WITH the temperature nudging thirty degrees, I'm in Richmond Park sheltering from the heat beneath a sprawling weeping willow alongside Beverley brook. The brook flows swiftly but low due to lack of rainfall and a gentle cooling breeze is blowing.

A dozen jackdaws fly down to bathe, fluffing up their feathers to cool down while a pair of female mallard stand in the shallows probing something in the gravel.
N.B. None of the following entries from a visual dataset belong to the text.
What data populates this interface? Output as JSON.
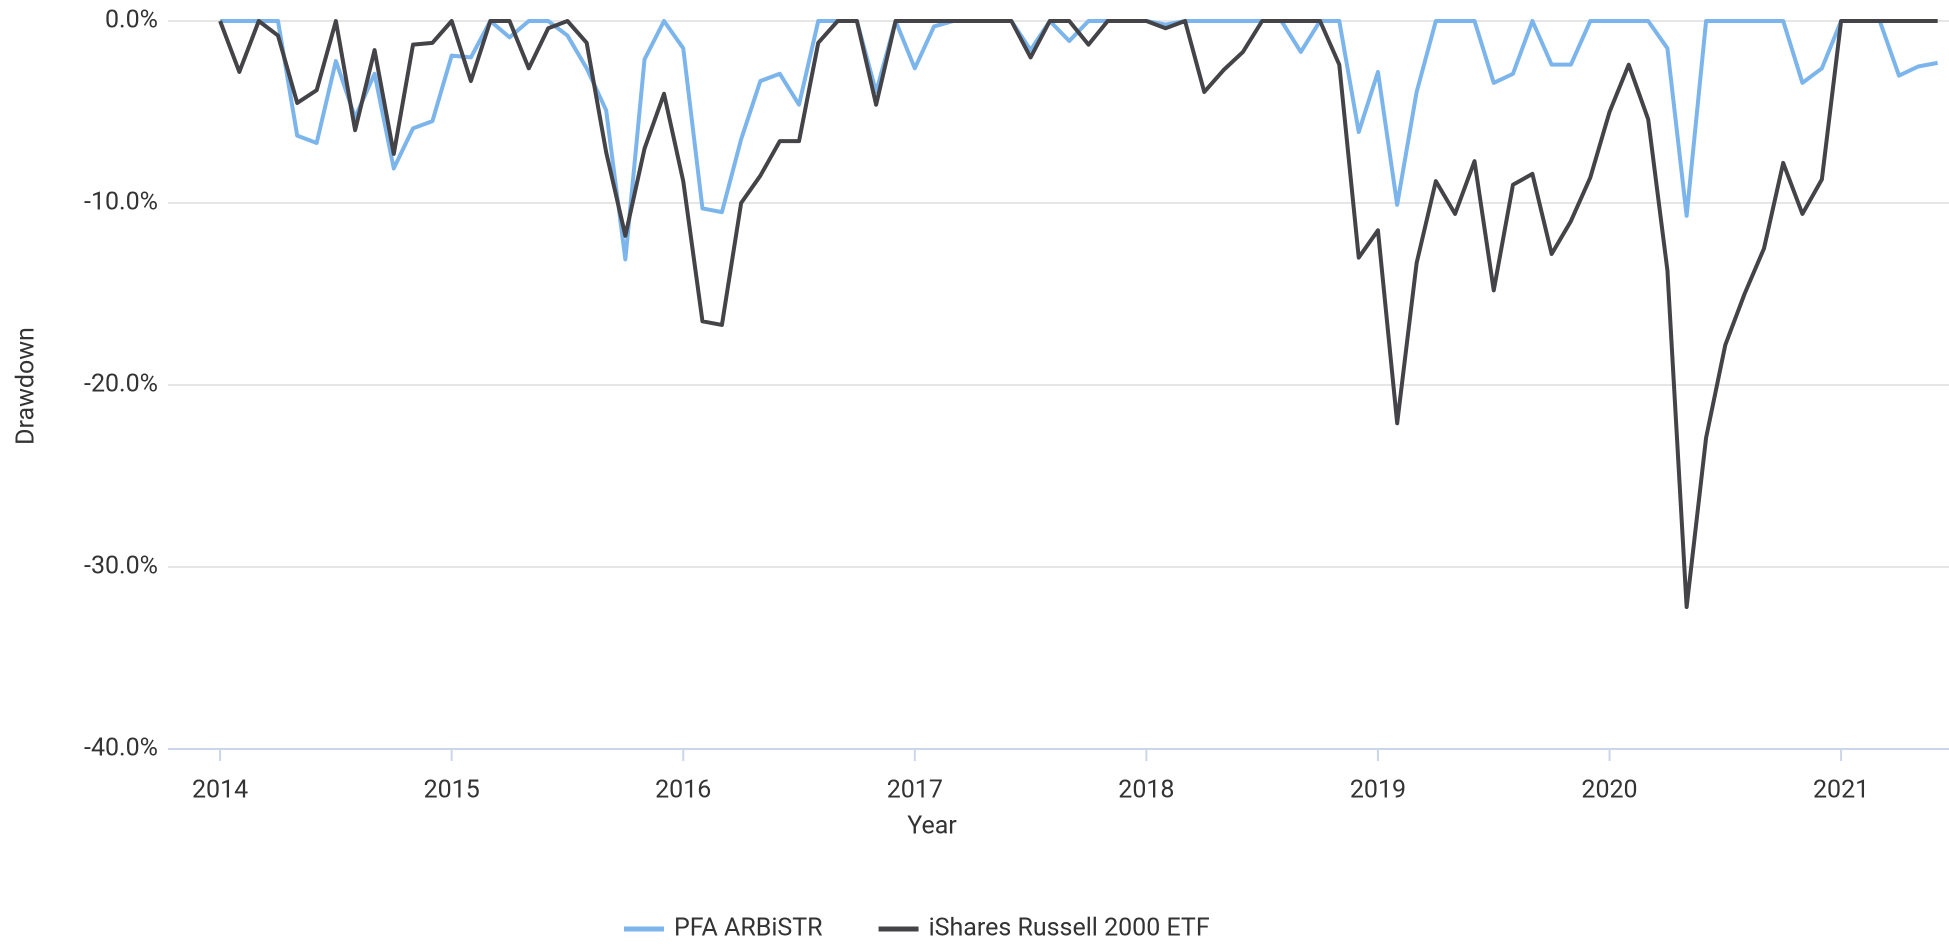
{
  "chart_data": {
    "type": "line",
    "x_label": "Year",
    "y_label": "Drawdown",
    "x": [
      2014.0,
      2014.083,
      2014.167,
      2014.25,
      2014.333,
      2014.417,
      2014.5,
      2014.583,
      2014.667,
      2014.75,
      2014.833,
      2014.917,
      2015.0,
      2015.083,
      2015.167,
      2015.25,
      2015.333,
      2015.417,
      2015.5,
      2015.583,
      2015.667,
      2015.75,
      2015.833,
      2015.917,
      2016.0,
      2016.083,
      2016.167,
      2016.25,
      2016.333,
      2016.417,
      2016.5,
      2016.583,
      2016.667,
      2016.75,
      2016.833,
      2016.917,
      2017.0,
      2017.083,
      2017.167,
      2017.25,
      2017.333,
      2017.417,
      2017.5,
      2017.583,
      2017.667,
      2017.75,
      2017.833,
      2017.917,
      2018.0,
      2018.083,
      2018.167,
      2018.25,
      2018.333,
      2018.417,
      2018.5,
      2018.583,
      2018.667,
      2018.75,
      2018.833,
      2018.917,
      2019.0,
      2019.083,
      2019.167,
      2019.25,
      2019.333,
      2019.417,
      2019.5,
      2019.583,
      2019.667,
      2019.75,
      2019.833,
      2019.917,
      2020.0,
      2020.083,
      2020.167,
      2020.25,
      2020.333,
      2020.417,
      2020.5,
      2020.583,
      2020.667,
      2020.75,
      2020.833,
      2020.917,
      2021.0,
      2021.083,
      2021.167,
      2021.25,
      2021.333,
      2021.417
    ],
    "series": [
      {
        "name": "PFA ARBiSTR",
        "color": "#7cb5ec",
        "values": [
          0,
          0,
          0,
          0,
          -6.3,
          -6.7,
          -2.2,
          -5.3,
          -2.9,
          -8.1,
          -5.9,
          -5.5,
          -1.9,
          -2.0,
          0,
          -0.9,
          0,
          0,
          -0.8,
          -2.6,
          -4.9,
          -13.1,
          -2.1,
          0,
          -1.5,
          -10.3,
          -10.5,
          -6.5,
          -3.3,
          -2.9,
          -4.6,
          0,
          0,
          0,
          -3.9,
          0,
          -2.6,
          -0.3,
          0,
          0,
          0,
          0,
          -1.6,
          0,
          -1.1,
          0,
          0,
          0,
          0,
          -0.2,
          0,
          0,
          0,
          0,
          0,
          0,
          -1.7,
          0,
          0,
          -6.1,
          -2.8,
          -10.1,
          -3.9,
          0,
          0,
          0,
          -3.4,
          -2.9,
          0,
          -2.4,
          -2.4,
          0,
          0,
          0,
          0,
          -1.5,
          -10.7,
          0,
          0,
          0,
          0,
          0,
          -3.4,
          -2.6,
          0,
          0,
          0,
          -3.0,
          -2.5,
          -2.3
        ]
      },
      {
        "name": "iShares Russell 2000 ETF",
        "color": "#434348",
        "values": [
          0,
          -2.8,
          0,
          -0.8,
          -4.5,
          -3.8,
          0,
          -6.0,
          -1.6,
          -7.3,
          -1.3,
          -1.2,
          0,
          -3.3,
          0,
          0,
          -2.6,
          -0.4,
          0,
          -1.2,
          -7.2,
          -11.8,
          -7.0,
          -4.0,
          -8.8,
          -16.5,
          -16.7,
          -10.0,
          -8.5,
          -6.6,
          -6.6,
          -1.2,
          0,
          0,
          -4.6,
          0,
          0,
          0,
          0,
          0,
          0,
          0,
          -2.0,
          0,
          0,
          -1.3,
          0,
          0,
          0,
          -0.4,
          0,
          -3.9,
          -2.7,
          -1.7,
          0,
          0,
          0,
          0,
          -2.4,
          -13.0,
          -11.5,
          -22.1,
          -13.3,
          -8.8,
          -10.6,
          -7.7,
          -14.8,
          -9.0,
          -8.4,
          -12.8,
          -11.0,
          -8.6,
          -5.0,
          -2.4,
          -5.4,
          -13.7,
          -32.2,
          -22.9,
          -17.8,
          -15.0,
          -12.5,
          -7.8,
          -10.6,
          -8.7,
          0,
          0,
          0,
          0,
          0,
          0
        ]
      }
    ],
    "xlim": [
      2013.775,
      2021.466
    ],
    "xticks": [
      2014,
      2015,
      2016,
      2017,
      2018,
      2019,
      2020,
      2021
    ],
    "ylim": [
      -40,
      0
    ],
    "yticks": [
      {
        "value": -40,
        "label": "-40.0%"
      },
      {
        "value": -30,
        "label": "-30.0%"
      },
      {
        "value": -20,
        "label": "-20.0%"
      },
      {
        "value": -10,
        "label": "-10.0%"
      },
      {
        "value": 0,
        "label": "0.0%"
      }
    ],
    "grid": true,
    "legend": "bottom"
  }
}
Two red deer hinds and a young stag scramble down the steep bank and trot along for a few yards before climbing up again to join their herd in the meadow beyond.

Three small white butterflies patrol the margins , occasionally stopping to feed, and blue damselflies flicker above the brook as a shoal of young chub speeds upstream.

Suddenly, overhead, a flock of about 40 swifts, the most I have seen this year, wheel and turn above the meadow that is shimmering in the heat while, a skylark ascends to sing without a break for a full six minutes before parachuting back to earth.

Surrounding me in the parched grass grow large stands of ragwort, their massed yellow flowers attracting a few, albeit disappointingly few meadow brown, skipper (pictured) and gatekeeper butterflies.

In very hot weather, around midday, for an hour or so, especially in the tropics, butterflies may 'aestivate', that is enter a state of semi-torpor to avoid becoming dehydrated. However in Richmond Park, this is mid-afternoon so butterflies should be more active. Nevertheless, a satisfactory afternoon's wildlife watch.